Da der Wettkampf, der am 16.3. stattfinden sollte, ganz kurzfristig wegen Corona abgesagt wurde, konnten wir leider keinen Wettbewerb bestreiten. Auch im aktuellen Schuljahr 2020/21 finden voraussichtlich keine Schulkletterwettkämpfe statt, aber im nächsten Jahr sind wir auf jeden Fall dabei!
Der Schulwettbewerb wird als Klettermehrkampf (sog. olympic combined) aus Lead (Vorstieg mit Seil), Speed und Bouldern durchgeführt.
Dieses Wettkampfformat für Schüler ist sehr durchdacht und im Kletterwettkampfbereich einzigartig, da es den Schülerinnen und Schüler ermöglicht, die Einzelsportart Klettern im  Wettbewerb als Team zu erleben.
Dabei stehen der Teamgedanke und breitensportliche Aspekte im Vordergrund. Voraussetzung für eine Teilnahme am Wettkampf ist selbständiges Sichern und Klettern im 5.-7. Schwierigkeitsgrad (je nach Alter).
Ideal wäre eine Teilnahme am Wahlkurs Sportklettern, dies ist jedoch keine Voraussetzung für eine Wettkampfteilnahme. Es ist genauso möglich privat oder im Verein zu trainieren. Wir werden uns jedoch auf jeden Fall als Team treffen und an kleineren regionalen Wettkämpfen teilnehmen (Zero Gravity im Kletterzentrum Freising).
Beim (manchmal angstbesetzten) Leadklettern besteht für jeden Teilnehmer im Wettbewerb die Wahlmöglichkeit zwischen Toprope oder Vorstieg. Es gibt mindestens zwei, meistens drei Routen pro Wettkampfklasse. Die Gesamtleistung eines Kletternden ist die Summe der erreichten gehaltenen Griffe.
Beim Speedklettern haben die Kletternden eine Linie mit vielen Griffen und leichtem Schwierigkeitsgrad auf Zeit zu bewältigen.

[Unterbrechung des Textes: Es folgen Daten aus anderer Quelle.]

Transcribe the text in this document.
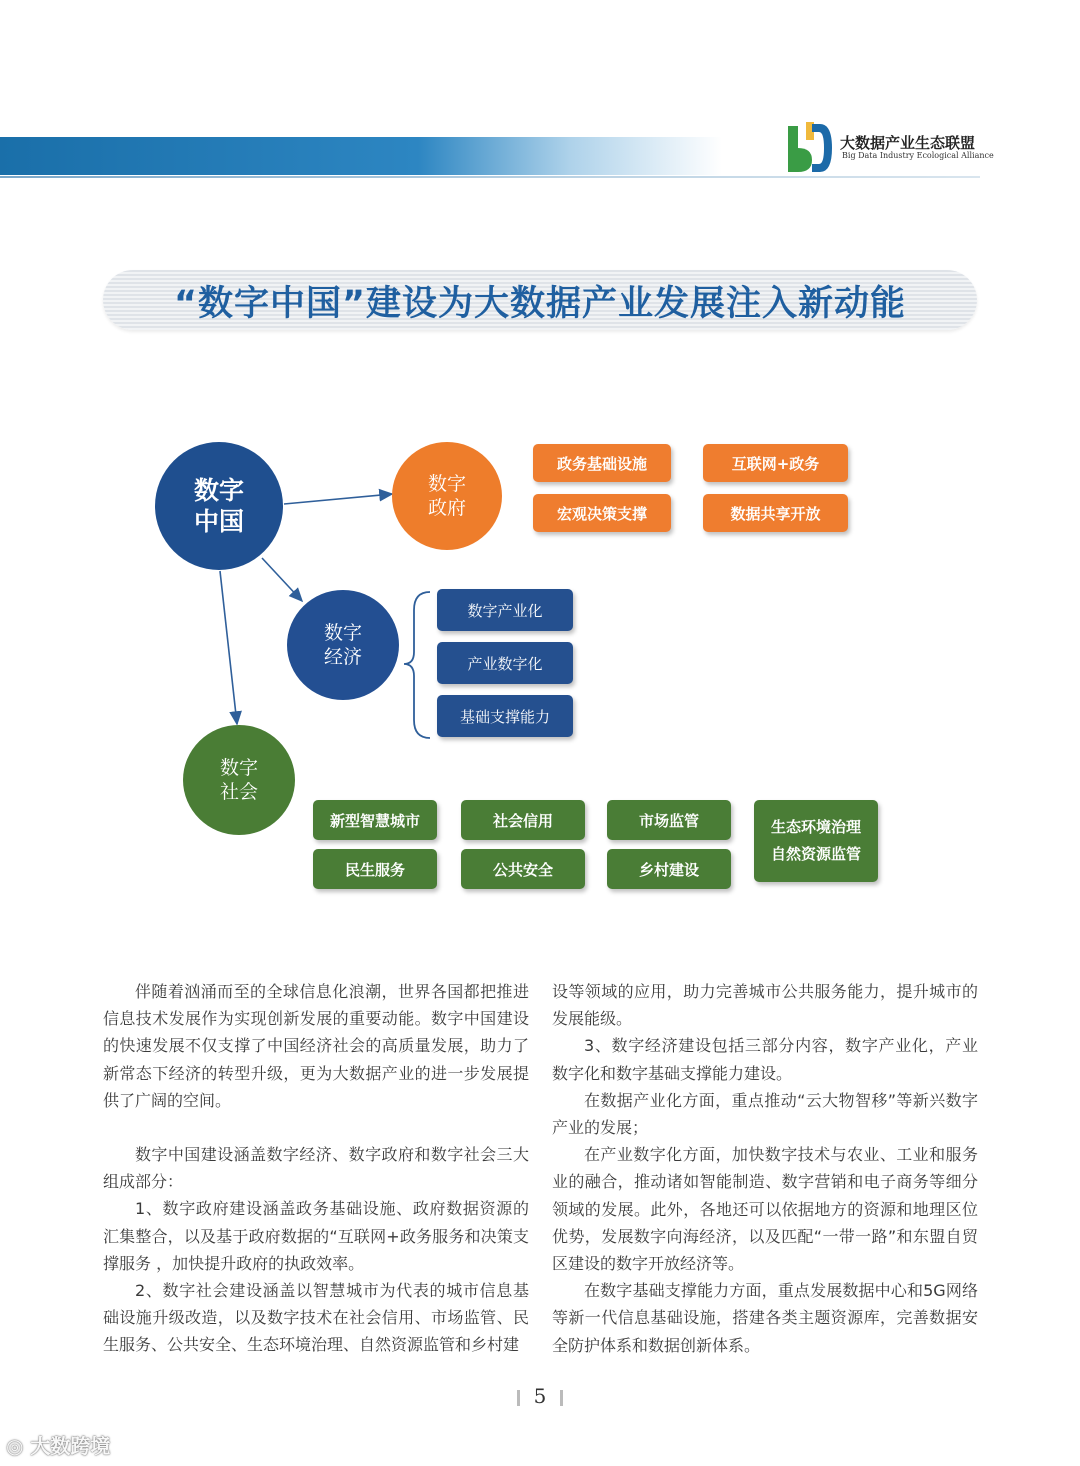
大数据产业生态联盟
Big Data Industry Ecological Alliance
“数字中国”建设为大数据产业发展注入新动能
数字
中国
数字
政府
数字
经济
数字
社会
政务基础设施	互联网+政务
宏观决策支撑	数据共享开放
数字产业化
产业数字化
基础支撑能力
新型智慧城市	社会信用	市场监管
民生服务	公共安全	乡村建设
生态环境治理
自然资源监管

伴随着汹涌而至的全球信息化浪潮，世界各国都把推进信息技术发展作为实现创新发展的重要动能。数字中国建设的快速发展不仅支撑了中国经济社会的高质量发展，助力了新常态下经济的转型升级，更为大数据产业的进一步发展提供了广阔的空间。

数字中国建设涵盖数字经济、数字政府和数字社会三大组成部分：

1、数字政府建设涵盖政务基础设施、政府数据资源的汇集整合，以及基于政府数据的“互联网+政务服务和决策支撑服务 ，加快提升政府的执政效率。

2、数字社会建设涵盖以智慧城市为代表的城市信息基础设施升级改造，以及数字技术在社会信用、市场监管、民生服务、公共安全、生态环境治理、自然资源监管和乡村建

设等领域的应用，助力完善城市公共服务能力，提升城市的发展能级。

3、数字经济建设包括三部分内容，数字产业化，产业数字化和数字基础支撑能力建设。

在数据产业化方面，重点推动“云大物智移”等新兴数字产业的发展；

在产业数字化方面，加快数字技术与农业、工业和服务业的融合，推动诸如智能制造、数字营销和电子商务等细分领域的发展。此外，各地还可以依据地方的资源和地理区位优势，发展数字向海经济，以及匹配“一带一路”和东盟自贸区建设的数字开放经济等。

在数字基础支撑能力方面，重点发展数据中心和5G网络等新一代信息基础设施，搭建各类主题资源库，完善数据安全防护体系和数据创新体系。

5
◎ 大数跨境
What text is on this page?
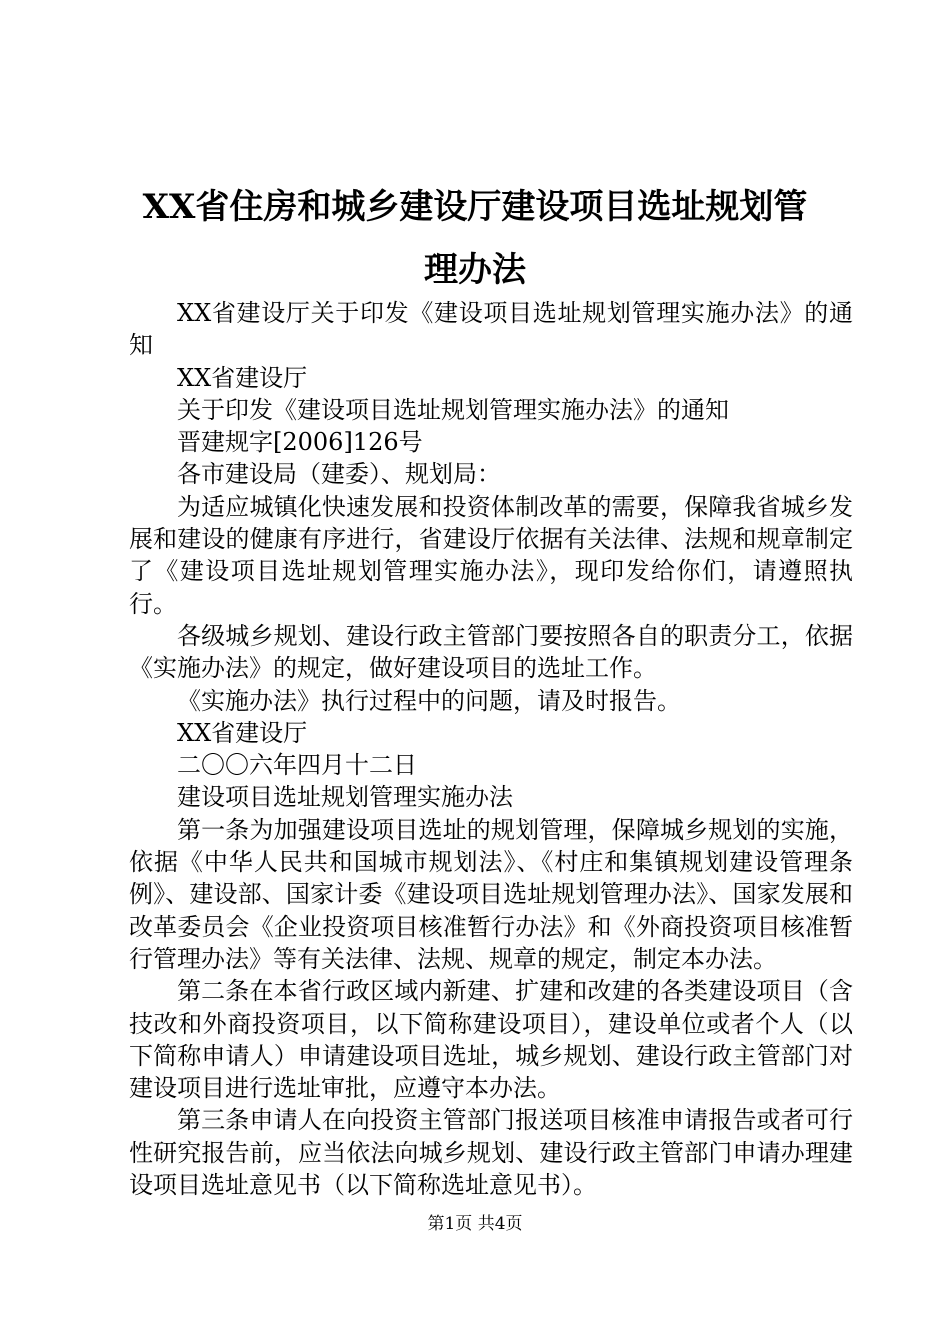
XX省住房和城乡建设厅建设项目选址规划管
理办法

XX省建设厅关于印发《建设项目选址规划管理实施办法》的通知

XX省建设厅

关于印发《建设项目选址规划管理实施办法》的通知

晋建规字[2006]126号

各市建设局（建委）、规划局：

为适应城镇化快速发展和投资体制改革的需要，保障我省城乡发展和建设的健康有序进行，省建设厅依据有关法律、法规和规章制定了《建设项目选址规划管理实施办法》，现印发给你们，请遵照执行。

各级城乡规划、建设行政主管部门要按照各自的职责分工，依据《实施办法》的规定，做好建设项目的选址工作。

《实施办法》执行过程中的问题，请及时报告。

XX省建设厅

二〇〇六年四月十二日

建设项目选址规划管理实施办法

第一条为加强建设项目选址的规划管理，保障城乡规划的实施，依据《中华人民共和国城市规划法》、《村庄和集镇规划建设管理条例》、建设部、国家计委《建设项目选址规划管理办法》、国家发展和改革委员会《企业投资项目核准暂行办法》和《外商投资项目核准暂行管理办法》等有关法律、法规、规章的规定，制定本办法。

第二条在本省行政区域内新建、扩建和改建的各类建设项目（含技改和外商投资项目，以下简称建设项目），建设单位或者个人（以下简称申请人）申请建设项目选址，城乡规划、建设行政主管部门对建设项目进行选址审批，应遵守本办法。

第三条申请人在向投资主管部门报送项目核准申请报告或者可行性研究报告前，应当依法向城乡规划、建设行政主管部门申请办理建设项目选址意见书（以下简称选址意见书）。

第1页 共4页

Für die Startposition sind zwei Hände und ein Fuß an der Wand. Der Start erfolgt auf Kommando aus dieser vorgegebenen Position. Eine Glocke oder Hupe wird als Stoppsignal bzw. Ziel genutzt, wenn keine Zeitmessanlage mit Kontakt vorhanden ist. Für die Wertung wird die Tagesbestzeit zur Festlegung der maximalen Punktzahl genutzt.

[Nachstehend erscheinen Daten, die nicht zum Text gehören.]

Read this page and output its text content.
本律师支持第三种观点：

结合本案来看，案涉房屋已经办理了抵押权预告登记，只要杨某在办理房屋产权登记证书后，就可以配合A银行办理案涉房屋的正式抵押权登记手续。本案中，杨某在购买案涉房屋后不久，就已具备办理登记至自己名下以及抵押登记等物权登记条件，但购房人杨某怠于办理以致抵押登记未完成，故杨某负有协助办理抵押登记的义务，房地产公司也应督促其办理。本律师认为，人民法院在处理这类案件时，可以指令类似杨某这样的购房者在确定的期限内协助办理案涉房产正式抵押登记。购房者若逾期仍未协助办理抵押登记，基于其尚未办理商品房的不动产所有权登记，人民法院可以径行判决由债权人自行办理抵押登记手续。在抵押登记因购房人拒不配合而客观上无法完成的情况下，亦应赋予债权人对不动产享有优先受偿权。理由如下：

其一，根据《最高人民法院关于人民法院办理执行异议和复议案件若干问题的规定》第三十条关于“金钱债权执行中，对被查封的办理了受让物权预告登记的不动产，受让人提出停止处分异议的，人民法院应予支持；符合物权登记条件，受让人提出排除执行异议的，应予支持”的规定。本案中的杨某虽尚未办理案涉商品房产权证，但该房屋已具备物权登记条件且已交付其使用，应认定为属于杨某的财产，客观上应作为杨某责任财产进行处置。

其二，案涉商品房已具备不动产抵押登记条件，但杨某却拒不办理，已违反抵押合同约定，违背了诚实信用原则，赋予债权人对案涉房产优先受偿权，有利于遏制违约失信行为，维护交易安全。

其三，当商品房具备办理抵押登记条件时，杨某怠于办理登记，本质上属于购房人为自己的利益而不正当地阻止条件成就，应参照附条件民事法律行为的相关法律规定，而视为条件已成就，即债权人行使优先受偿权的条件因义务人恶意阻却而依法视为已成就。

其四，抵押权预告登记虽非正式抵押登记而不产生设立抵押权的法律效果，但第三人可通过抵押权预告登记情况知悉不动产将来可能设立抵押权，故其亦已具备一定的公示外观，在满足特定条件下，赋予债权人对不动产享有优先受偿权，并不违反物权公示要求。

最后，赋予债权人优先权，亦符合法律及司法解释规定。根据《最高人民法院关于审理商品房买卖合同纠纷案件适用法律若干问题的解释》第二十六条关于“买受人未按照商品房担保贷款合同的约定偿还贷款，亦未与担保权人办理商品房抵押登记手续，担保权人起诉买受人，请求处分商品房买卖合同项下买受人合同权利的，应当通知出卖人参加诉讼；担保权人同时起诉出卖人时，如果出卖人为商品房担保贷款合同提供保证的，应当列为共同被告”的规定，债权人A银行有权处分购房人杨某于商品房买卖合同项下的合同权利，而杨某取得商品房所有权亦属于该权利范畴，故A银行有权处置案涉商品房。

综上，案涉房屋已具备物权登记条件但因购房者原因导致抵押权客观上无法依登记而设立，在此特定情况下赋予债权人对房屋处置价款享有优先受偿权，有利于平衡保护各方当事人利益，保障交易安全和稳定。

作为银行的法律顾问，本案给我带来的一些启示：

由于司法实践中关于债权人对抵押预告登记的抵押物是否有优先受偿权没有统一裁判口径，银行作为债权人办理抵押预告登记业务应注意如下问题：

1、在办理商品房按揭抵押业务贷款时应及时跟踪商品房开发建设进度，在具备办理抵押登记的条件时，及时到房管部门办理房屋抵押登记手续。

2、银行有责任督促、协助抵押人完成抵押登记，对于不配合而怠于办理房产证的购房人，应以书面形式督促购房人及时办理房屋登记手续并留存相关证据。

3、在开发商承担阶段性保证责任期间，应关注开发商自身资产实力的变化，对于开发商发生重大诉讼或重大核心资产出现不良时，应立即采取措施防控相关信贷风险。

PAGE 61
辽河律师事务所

Beim Bouldern müssen mehrere Boulderprobleme gelöst, also geklettert werden. Die Anzahl ist von den Meldungen und den räumlichen Gegebenheiten abhängig. Die Kletternden haben als Team pro Boulder beliebig viele Versuche in einem festgelegten Zeitraum. Es wird eine Griffwertung angewandt sowie eine aufsteigende Bewertung der Boulder mit zunehmender Schwierigkeit.